Aún si se logra la mayoría, el experto en temas de seguridad nacional considera que la oposición continuará buscando debilitar al gobierno, pues actualmente el nivel de aceptación del presidente anda en poco más de 60 por ciento. “Si no logran debilitarlo tanto como para derrocarlo sí prepararán el debilitamiento para buscar que en la nueva elección presidencial no gane el candidato de esa misma tendencia”.

Por su parte el doctor Gandarilla Salgado considera que en la estrategia que siguen los promotores del golpe blando en México “no se apreciaría que la estrategia pudiese concluir con un desconocimiento pleno de la figura presidencial, sino con una batalla que le pretenda arrebatar la iniciativa y al cancelar la posibilidad en el ámbito legislativo, como en el judicial, si pensamos en las cuestiones de la propia reforma judicial que se pretende con la actual Suprema Corte, tendríamos una estrategia de un golpe blando muy particular porque lo que intentaría sería frenar las posibilidades de que la mayoría de las iniciativas fundamentales que estaría tratando de instrumentar López Obrador en la segunda parte de su mandato se vieran bloqueadas simple y sencillamente porque no tendría la mayoría legislativa para hacerlo”.
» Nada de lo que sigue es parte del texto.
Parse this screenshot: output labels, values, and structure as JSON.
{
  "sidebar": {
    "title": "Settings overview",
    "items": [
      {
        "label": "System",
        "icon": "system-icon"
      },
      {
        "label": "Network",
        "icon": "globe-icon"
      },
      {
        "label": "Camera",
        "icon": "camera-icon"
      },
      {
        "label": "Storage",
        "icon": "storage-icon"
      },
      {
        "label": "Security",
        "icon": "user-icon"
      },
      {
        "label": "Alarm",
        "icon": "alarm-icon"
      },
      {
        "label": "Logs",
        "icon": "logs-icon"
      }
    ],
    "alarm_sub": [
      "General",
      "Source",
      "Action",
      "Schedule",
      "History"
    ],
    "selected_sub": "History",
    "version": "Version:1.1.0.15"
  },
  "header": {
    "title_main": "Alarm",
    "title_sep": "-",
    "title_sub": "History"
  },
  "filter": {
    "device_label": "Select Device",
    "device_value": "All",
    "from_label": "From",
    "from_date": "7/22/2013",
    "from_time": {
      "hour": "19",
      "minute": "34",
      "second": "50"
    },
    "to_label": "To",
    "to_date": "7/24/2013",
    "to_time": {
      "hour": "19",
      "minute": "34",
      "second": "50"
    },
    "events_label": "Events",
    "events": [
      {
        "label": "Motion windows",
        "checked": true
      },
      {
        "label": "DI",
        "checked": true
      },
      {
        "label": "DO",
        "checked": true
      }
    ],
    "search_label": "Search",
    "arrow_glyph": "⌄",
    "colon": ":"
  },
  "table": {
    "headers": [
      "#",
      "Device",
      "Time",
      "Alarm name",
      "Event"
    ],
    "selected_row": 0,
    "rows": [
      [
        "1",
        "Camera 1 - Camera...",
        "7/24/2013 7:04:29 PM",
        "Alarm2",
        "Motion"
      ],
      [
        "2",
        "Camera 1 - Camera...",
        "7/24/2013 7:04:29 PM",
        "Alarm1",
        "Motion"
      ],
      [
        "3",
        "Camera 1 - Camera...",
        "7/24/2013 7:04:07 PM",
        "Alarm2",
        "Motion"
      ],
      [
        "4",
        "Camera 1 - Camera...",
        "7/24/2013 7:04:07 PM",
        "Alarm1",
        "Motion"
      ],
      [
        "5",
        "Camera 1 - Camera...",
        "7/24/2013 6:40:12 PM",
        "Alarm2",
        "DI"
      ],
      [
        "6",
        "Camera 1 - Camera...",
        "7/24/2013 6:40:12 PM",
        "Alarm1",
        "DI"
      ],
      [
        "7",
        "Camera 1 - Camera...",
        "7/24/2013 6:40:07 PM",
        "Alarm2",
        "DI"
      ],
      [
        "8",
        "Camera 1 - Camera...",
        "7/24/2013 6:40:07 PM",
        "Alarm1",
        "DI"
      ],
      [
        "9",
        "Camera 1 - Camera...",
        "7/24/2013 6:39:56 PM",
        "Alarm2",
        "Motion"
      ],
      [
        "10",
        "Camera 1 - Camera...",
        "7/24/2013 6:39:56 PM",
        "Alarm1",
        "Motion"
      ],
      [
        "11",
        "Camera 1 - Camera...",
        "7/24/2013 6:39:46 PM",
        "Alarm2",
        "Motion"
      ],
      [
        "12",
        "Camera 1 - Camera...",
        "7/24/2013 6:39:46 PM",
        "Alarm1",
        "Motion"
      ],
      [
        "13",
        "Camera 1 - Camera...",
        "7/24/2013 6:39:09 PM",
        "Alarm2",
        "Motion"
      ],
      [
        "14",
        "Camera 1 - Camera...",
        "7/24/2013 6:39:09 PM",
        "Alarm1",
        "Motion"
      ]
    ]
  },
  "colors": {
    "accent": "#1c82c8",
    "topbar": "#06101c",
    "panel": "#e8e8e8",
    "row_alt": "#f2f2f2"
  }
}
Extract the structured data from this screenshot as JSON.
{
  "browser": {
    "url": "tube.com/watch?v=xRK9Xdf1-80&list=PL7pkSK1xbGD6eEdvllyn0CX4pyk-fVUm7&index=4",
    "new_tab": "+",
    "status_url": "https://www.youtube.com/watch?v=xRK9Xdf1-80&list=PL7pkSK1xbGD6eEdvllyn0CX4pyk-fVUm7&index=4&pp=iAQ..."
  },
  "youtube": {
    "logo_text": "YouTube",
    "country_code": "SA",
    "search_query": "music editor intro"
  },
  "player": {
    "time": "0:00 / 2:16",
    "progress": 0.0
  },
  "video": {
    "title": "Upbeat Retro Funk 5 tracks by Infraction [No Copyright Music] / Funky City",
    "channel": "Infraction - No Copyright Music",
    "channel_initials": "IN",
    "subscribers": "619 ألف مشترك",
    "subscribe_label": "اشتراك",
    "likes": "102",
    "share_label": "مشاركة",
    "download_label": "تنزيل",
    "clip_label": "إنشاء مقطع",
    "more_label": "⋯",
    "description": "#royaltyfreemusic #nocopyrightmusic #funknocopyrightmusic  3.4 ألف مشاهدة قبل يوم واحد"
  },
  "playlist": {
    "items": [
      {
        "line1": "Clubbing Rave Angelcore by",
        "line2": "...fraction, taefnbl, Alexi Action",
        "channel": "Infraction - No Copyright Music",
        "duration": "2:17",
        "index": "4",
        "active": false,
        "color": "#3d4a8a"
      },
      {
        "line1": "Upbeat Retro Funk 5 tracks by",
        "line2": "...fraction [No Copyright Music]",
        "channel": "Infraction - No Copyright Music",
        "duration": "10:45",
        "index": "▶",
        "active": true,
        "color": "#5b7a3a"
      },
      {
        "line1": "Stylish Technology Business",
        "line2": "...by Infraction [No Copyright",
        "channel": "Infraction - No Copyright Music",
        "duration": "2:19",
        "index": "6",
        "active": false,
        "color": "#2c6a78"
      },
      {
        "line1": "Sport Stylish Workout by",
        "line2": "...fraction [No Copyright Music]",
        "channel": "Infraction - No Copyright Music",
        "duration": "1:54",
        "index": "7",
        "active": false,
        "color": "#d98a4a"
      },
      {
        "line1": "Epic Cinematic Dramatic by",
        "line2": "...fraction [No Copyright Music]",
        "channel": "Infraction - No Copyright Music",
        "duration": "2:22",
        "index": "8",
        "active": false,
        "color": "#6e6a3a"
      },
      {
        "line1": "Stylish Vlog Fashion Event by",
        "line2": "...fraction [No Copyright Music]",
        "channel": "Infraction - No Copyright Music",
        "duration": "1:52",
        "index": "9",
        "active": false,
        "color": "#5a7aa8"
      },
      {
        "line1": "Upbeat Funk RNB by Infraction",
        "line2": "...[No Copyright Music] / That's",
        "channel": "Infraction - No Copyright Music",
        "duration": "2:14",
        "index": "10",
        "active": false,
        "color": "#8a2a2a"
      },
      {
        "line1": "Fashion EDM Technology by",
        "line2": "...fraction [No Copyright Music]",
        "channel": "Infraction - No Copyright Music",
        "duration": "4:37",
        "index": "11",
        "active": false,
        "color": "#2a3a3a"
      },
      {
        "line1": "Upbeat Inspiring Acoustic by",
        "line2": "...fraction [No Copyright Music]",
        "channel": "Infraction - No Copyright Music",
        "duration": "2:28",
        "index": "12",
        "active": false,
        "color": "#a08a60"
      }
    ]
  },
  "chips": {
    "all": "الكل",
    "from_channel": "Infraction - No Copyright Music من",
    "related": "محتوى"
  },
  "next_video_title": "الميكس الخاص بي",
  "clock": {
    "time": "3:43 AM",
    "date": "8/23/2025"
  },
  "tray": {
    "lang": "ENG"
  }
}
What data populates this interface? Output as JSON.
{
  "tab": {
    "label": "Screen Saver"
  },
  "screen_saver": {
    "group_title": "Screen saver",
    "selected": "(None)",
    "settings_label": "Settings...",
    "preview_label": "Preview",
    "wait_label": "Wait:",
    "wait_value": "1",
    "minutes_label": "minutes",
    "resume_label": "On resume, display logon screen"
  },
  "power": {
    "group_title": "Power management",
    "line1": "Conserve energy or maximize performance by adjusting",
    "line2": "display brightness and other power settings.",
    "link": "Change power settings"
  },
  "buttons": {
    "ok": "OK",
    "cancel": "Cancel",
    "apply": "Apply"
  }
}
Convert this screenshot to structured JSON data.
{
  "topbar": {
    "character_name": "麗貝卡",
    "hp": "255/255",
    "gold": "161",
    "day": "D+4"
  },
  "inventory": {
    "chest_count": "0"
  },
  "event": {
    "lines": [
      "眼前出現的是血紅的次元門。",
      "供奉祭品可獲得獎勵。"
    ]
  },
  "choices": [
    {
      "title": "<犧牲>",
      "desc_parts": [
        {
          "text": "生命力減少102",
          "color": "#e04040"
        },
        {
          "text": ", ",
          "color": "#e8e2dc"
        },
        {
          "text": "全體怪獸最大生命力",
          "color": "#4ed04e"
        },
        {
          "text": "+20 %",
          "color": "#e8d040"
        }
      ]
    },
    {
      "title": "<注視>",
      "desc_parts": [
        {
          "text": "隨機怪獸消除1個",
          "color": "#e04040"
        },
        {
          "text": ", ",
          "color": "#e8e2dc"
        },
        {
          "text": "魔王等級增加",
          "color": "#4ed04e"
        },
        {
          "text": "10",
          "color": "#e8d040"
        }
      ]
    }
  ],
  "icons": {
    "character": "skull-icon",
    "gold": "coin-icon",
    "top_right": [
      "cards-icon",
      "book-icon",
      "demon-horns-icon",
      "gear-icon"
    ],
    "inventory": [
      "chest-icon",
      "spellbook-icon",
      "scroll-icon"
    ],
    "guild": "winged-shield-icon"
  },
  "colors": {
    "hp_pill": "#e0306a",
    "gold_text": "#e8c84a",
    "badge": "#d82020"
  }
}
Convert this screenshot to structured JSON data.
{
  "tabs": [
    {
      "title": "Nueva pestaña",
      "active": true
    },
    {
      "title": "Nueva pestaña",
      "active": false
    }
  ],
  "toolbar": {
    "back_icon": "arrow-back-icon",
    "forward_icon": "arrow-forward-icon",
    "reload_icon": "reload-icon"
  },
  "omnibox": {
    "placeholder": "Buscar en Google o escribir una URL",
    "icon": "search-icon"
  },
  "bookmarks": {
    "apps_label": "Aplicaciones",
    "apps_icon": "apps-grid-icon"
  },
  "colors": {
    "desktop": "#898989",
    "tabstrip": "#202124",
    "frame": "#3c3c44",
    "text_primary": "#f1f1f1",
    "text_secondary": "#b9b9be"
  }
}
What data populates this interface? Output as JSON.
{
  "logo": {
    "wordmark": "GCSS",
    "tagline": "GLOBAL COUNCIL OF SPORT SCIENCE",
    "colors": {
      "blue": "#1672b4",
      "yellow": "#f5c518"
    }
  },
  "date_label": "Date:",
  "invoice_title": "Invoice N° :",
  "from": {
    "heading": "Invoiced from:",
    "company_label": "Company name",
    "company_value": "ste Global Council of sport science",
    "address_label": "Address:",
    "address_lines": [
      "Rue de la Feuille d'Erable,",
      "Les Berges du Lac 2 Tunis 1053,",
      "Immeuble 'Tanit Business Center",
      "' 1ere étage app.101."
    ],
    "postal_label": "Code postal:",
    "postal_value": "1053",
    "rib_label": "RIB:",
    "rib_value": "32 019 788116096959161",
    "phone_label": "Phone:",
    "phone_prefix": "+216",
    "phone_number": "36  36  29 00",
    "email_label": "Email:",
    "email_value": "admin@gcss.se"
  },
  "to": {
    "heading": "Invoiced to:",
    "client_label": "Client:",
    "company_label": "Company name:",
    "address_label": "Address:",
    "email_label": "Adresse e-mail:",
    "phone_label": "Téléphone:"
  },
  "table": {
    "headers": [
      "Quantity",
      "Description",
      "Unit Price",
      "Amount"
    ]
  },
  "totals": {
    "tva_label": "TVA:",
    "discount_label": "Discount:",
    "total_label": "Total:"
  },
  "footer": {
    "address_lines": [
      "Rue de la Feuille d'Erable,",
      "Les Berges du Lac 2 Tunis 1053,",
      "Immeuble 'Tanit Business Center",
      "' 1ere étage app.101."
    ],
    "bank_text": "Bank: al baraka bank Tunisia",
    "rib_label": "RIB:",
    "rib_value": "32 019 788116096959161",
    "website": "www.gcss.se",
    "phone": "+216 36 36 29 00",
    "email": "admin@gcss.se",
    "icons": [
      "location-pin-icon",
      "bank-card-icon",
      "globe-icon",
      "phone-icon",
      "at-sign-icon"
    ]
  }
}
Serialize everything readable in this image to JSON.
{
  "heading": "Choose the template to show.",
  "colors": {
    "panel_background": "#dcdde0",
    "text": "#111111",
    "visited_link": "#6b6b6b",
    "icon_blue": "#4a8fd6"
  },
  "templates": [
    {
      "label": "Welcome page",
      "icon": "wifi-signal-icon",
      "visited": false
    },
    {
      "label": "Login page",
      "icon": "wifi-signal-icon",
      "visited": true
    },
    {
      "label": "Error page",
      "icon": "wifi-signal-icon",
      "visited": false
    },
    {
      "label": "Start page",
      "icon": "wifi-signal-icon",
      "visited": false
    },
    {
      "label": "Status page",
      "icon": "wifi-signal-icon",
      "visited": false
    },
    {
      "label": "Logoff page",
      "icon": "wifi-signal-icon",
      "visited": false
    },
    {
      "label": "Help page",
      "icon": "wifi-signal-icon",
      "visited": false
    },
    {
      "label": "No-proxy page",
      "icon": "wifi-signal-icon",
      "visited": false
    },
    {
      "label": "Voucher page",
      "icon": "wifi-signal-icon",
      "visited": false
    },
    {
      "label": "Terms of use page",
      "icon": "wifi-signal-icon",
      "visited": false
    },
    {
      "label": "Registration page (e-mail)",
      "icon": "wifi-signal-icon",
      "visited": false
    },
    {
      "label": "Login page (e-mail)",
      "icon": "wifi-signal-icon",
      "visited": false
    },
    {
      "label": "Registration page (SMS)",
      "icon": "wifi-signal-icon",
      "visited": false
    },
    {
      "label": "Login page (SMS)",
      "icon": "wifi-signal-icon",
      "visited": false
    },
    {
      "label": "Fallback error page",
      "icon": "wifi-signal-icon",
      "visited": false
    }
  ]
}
Frenar la intención del sector empresarial de controlar la Cámara de Diputados también protegería el presupuesto. El doctor Mario Santiago Juárez observa que en estos primeros 3 años de gobierno el presupuesto público se ha dirigido “a políticas sociales y no, por ejemplo, a las compras millonarias, fraudulentas, corruptas de medicamentos; no se está gastando en la subvención de empresas energéticas o se intenta bajar este gasto público en estas empresas”.

Añade que “el presupuesto tiene que tener una perspectiva de derechos humanos y, en ese sentido, los derechos económicos, sociales, culturales tienen prioridad. Entonces, hablamos ya de educación de salud, de vivienda, de dinero para las pensiones, seguro de desempleo, bueno, construir un estado de bienestar. Y esto no tiene nada que ver ni con el comunismo, ni con el socialismo, son ideas que se construyeron después de la Segunda Guerra Mundial y que tanto México, como Europa, como Estados Unidos en su momento siguieron. Es la construcción de un Estado donde las personas tienen lo básico para tener una vida digna, eso es lo único que se pide, una vida digna que millones de mexicanos no tienen”.

Respecto de los actores que buscan recuperar el control del presupuesto en su propio beneficio, el experto en derechos humanos advierte que son “los que ganaban y lucraban con el viejo presupuesto, los que recibían dinero por cada número de presos; también las empresas trasnacionales, las mineras, por ejemplo, que pueden explotar, contaminar, saquear los minerales del país y además pagando ínfimos impuestos porque los gobiernos corruptos de los sexenios anteriores les permitían quedarse en México a través de dádivas: ‘mira, yo te dejo 2-3 millones y tú me dejas explotar una mina de miles de millones de dólares’; es decir, por migajas los políticos corruptos vendieron el país, eso es así”.